Here in Hartselle City Schools in Alabama, it is our responsibility to prepare every student, regardless of ability. After all, college and career readiness is about more than which school or profession a student might choose after high school—it is about community readiness, too. Literacy is a key part of that.
When the state of Alabama enacted tougher standards for all students, we knew we had to change as well. The challenge was that, despite our best efforts, many of our students with special needs continued to perform about two or three grade levels behind their peers in general education.
So our district formed a reading task force for students with special needs. I served on the task force along with special education teachers from each of our six schools, and we began looking for a new intervention. Since then, we have made tremendous progress narrowing the achievement gap.
Building foundational skills
At the time we launched our task force, we were using a reading intervention program that provided instruction in word study, fluency, comprehension, vocabulary, writing, listening, and speaking. Although we could see some improvements, we were missing something. After evaluating several programs, we decided to try the neuroscience-based Fast ForWord. My school, F.E. Burleson Elementary, was the first to sign up to pilot the program in our district.
We began using the online reading intervention program with our students with special needs during the 2014–2015 school year. Unlike traditional interventions, the program starts with cognitive skills including memory, attention, and processing speed. It works from the bottom up to address underlying difficulties that keep struggling readers from making progress. It also targets phonics and phonological awareness, grammar and vocabulary, listening comprehension, and following directions.
This approach resonated with me. As a psychometrist, I test a lot of children who have poor working memory skills, which directly affects their ability to learn to read. The Fast ForWord program helps build foundational skills children need to become successful readers.
When we began, we placed students on the program 30 minutes a day, three to five days a week. In one semester, we saw a 25% increase in students’ reading abilities. At the end of the year, we saw improvement in students’ ACT Aspire scores as well.

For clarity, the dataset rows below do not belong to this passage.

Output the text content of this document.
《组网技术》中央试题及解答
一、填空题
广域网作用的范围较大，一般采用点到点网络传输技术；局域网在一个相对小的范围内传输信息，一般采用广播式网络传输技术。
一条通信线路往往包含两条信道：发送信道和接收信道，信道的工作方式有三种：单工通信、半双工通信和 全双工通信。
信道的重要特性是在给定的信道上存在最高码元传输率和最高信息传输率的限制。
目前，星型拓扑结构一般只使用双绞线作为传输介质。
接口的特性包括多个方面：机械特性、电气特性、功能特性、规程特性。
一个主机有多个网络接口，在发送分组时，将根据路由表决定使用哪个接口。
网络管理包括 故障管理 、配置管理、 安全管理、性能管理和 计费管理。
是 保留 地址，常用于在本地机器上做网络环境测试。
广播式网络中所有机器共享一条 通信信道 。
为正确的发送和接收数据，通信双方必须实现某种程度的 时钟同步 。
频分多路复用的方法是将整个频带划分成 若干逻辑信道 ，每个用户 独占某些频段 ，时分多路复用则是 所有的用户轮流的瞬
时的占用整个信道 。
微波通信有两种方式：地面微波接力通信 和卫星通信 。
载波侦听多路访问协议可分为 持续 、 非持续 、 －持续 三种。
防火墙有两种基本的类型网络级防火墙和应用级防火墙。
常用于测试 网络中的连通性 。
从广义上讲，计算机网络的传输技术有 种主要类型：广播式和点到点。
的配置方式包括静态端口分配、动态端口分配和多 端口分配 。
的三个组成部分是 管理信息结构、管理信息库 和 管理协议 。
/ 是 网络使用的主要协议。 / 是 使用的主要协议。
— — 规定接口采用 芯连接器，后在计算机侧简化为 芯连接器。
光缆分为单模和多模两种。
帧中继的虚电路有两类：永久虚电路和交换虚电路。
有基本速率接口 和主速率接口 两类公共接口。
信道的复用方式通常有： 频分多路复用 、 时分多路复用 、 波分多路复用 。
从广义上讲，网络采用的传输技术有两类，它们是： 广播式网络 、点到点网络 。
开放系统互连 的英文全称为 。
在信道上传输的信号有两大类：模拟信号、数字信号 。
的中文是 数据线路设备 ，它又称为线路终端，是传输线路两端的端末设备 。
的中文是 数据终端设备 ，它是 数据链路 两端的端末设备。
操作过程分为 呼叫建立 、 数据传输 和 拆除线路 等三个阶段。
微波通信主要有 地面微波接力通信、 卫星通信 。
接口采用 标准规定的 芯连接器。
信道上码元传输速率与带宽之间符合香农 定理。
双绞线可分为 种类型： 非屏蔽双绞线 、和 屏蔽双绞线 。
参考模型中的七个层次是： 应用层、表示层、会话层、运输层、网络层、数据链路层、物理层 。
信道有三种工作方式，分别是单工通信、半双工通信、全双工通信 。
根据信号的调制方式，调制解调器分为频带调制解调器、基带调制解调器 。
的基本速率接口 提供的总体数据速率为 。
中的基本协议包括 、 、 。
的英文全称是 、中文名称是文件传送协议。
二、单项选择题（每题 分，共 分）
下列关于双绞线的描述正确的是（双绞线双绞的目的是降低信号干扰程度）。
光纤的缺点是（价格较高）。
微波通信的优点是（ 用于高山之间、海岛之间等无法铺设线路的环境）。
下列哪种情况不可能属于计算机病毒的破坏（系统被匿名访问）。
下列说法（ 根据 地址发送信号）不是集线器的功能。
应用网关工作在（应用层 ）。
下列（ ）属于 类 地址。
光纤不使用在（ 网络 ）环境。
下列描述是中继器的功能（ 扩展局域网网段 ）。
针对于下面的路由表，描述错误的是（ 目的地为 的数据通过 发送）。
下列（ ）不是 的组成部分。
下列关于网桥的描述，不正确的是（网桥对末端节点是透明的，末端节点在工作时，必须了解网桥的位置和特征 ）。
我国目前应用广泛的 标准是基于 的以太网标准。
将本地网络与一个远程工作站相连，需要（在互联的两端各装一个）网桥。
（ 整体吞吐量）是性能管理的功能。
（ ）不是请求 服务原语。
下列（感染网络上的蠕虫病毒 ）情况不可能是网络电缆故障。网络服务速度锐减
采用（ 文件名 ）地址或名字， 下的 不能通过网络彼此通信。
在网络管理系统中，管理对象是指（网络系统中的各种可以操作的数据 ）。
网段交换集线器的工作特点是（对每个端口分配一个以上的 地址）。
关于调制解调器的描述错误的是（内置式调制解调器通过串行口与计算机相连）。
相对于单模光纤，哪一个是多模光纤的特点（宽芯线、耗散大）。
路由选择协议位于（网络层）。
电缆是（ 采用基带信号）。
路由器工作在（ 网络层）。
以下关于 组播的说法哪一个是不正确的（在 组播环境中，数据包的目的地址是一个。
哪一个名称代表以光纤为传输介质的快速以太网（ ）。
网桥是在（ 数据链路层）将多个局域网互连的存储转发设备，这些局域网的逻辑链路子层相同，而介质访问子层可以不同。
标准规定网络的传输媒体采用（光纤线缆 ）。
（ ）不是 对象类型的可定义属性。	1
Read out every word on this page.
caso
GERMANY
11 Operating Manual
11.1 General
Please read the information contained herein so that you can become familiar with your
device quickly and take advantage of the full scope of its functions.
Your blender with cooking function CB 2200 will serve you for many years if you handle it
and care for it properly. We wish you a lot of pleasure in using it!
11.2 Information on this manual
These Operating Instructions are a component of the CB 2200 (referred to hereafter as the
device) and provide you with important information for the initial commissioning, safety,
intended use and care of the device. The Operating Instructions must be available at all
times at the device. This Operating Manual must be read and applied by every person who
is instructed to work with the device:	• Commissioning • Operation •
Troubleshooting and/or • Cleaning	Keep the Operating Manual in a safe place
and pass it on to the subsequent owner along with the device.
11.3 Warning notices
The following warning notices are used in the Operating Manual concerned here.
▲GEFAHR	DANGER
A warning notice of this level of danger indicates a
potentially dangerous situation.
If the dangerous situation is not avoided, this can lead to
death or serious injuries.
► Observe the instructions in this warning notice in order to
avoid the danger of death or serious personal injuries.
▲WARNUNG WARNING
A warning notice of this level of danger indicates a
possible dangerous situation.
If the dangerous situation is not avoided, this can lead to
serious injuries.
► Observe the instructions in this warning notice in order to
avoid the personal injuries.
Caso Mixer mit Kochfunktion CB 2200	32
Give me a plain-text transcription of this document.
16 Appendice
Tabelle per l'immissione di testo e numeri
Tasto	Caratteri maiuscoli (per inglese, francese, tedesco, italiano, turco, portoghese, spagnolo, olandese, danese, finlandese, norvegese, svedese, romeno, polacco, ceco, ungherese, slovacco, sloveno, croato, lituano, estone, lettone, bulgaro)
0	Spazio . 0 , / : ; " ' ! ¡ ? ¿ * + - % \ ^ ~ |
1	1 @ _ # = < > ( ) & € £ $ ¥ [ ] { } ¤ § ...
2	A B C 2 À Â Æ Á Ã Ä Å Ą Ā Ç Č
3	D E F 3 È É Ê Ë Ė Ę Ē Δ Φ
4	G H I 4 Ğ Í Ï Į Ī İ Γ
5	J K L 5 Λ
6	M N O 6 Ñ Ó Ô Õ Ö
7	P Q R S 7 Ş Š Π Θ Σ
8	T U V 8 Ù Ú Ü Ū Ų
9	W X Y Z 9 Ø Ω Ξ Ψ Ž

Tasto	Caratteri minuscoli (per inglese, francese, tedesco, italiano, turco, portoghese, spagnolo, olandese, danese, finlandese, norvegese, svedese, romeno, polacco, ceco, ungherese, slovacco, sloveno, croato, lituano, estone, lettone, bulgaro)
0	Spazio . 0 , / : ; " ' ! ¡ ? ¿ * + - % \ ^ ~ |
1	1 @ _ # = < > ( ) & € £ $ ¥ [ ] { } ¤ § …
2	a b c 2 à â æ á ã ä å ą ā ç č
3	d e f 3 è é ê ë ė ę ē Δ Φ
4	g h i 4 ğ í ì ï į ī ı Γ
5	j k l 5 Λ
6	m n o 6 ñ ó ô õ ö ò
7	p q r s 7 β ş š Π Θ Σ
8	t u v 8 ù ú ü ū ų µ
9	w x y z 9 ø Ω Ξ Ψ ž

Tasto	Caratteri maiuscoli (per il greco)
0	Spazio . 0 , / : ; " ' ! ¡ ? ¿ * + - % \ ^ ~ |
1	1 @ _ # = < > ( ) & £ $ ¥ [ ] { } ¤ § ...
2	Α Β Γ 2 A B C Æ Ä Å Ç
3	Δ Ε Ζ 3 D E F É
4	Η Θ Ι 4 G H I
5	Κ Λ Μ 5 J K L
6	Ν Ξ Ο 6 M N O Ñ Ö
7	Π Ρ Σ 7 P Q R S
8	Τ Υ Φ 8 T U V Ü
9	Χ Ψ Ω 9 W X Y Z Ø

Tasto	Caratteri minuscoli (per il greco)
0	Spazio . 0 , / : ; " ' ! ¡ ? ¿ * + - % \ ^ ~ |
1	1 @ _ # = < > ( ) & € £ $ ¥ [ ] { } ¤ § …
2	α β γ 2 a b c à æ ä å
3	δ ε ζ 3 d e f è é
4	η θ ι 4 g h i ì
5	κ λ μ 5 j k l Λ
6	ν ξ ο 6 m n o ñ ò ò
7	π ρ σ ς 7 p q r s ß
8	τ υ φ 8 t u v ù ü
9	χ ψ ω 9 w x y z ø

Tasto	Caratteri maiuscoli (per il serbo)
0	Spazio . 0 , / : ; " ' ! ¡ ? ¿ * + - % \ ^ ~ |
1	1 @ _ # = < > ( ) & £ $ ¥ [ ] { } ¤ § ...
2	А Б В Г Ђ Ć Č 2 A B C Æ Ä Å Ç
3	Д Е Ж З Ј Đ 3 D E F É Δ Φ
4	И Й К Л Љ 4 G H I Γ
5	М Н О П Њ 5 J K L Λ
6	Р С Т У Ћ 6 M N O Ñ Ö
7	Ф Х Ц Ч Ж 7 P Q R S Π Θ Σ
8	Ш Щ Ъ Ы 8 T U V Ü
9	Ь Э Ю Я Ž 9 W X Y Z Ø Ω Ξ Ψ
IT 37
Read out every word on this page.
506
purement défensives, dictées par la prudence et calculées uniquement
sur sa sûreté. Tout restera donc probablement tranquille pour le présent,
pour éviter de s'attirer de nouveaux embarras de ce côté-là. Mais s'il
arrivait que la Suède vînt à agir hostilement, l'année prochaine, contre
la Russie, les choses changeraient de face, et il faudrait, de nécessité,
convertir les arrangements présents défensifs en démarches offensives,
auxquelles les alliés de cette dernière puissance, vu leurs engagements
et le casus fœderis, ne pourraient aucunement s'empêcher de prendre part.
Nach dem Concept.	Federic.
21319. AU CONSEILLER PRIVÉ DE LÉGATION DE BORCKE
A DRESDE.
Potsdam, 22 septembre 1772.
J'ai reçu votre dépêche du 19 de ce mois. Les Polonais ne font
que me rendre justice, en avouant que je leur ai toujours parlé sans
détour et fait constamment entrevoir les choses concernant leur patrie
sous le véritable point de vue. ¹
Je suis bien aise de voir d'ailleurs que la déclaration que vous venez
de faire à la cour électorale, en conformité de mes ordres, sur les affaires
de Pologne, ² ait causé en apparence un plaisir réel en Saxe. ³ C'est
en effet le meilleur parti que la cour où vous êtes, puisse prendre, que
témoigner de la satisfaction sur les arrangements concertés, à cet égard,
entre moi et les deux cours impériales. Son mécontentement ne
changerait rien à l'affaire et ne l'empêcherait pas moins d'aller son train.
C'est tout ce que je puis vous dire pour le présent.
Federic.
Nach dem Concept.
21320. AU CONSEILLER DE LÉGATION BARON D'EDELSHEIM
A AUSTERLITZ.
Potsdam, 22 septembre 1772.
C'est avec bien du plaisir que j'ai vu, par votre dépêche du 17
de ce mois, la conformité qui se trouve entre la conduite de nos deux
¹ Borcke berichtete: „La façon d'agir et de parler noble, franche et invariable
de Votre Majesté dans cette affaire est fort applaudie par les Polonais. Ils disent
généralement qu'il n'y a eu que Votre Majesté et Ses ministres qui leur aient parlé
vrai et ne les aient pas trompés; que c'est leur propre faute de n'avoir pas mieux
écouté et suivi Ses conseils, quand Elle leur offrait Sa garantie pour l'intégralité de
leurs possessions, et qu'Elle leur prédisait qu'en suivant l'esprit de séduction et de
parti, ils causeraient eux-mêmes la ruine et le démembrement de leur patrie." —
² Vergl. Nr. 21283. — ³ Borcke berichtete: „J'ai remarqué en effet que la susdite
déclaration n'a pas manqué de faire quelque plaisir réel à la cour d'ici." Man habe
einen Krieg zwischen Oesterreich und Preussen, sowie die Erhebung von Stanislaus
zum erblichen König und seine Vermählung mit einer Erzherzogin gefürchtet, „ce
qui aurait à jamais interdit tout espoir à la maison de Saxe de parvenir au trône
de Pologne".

Taking a structured, intensive, multisensory approach
Two or three days a week, we also break into small groups—with a maximum of three students per group—and provide intensive intervention using the Orton–Gillingham approach to reading instruction. Students begin by reading and writing individual letters and connecting them to sounds. Then they blend these letters and sounds into syllables and words, building on these skills over time.
This is multisensory. For example, students use drill cards, letter tiles, sensory boards, hand and body motions, and songs to build their skills. Tapping into visual, auditory, and kinesthetic learning modalities helps students reinforce and remember what they are learning.
In addition, we use the Barton Reading and Spelling System, which uses color-coded letter tiles to help students connect sounds with letters. Like the Orton–Gillingham approach, it is a structured, sequential program using all the senses to help children make connections between sounds and words.
Achieving measurable gains
In 2015, while many schools struggled with Alabama’s new standards, our school had gains on every benchmark and made the most improvement among schools in the Decatur area. On the ACT Aspire, which includes students with special needs (unlike Alabama’s previous standardized test), our third graders had a 22-point improvement in the percentage of proficient readers and fourth graders showed a 26-point gain.
As a result, the Council for Leaders in Alabama Schools (CLAS) selected F.E. Burleson Elementary to be one of 14 CLAS Banner Schools for 2015. The program recognizes schools providing outstanding services for students to serve as models for other schools.
In 2016, our students continued to achieve gains, once again improving their performance on the ACT Aspire.
Seeing the effort our students put into our programs and how much they are improving is gratifying. Our teachers are pleased, too, because students are now ready for their instruction. We are very excited about our results, and our teachers and students are looking forward to what this year holds.
Tara Hamlett is a special education teacher and psychometrist at F.E. Burleson Elementary, a Title I school in Hartselle City Schools in Alabama.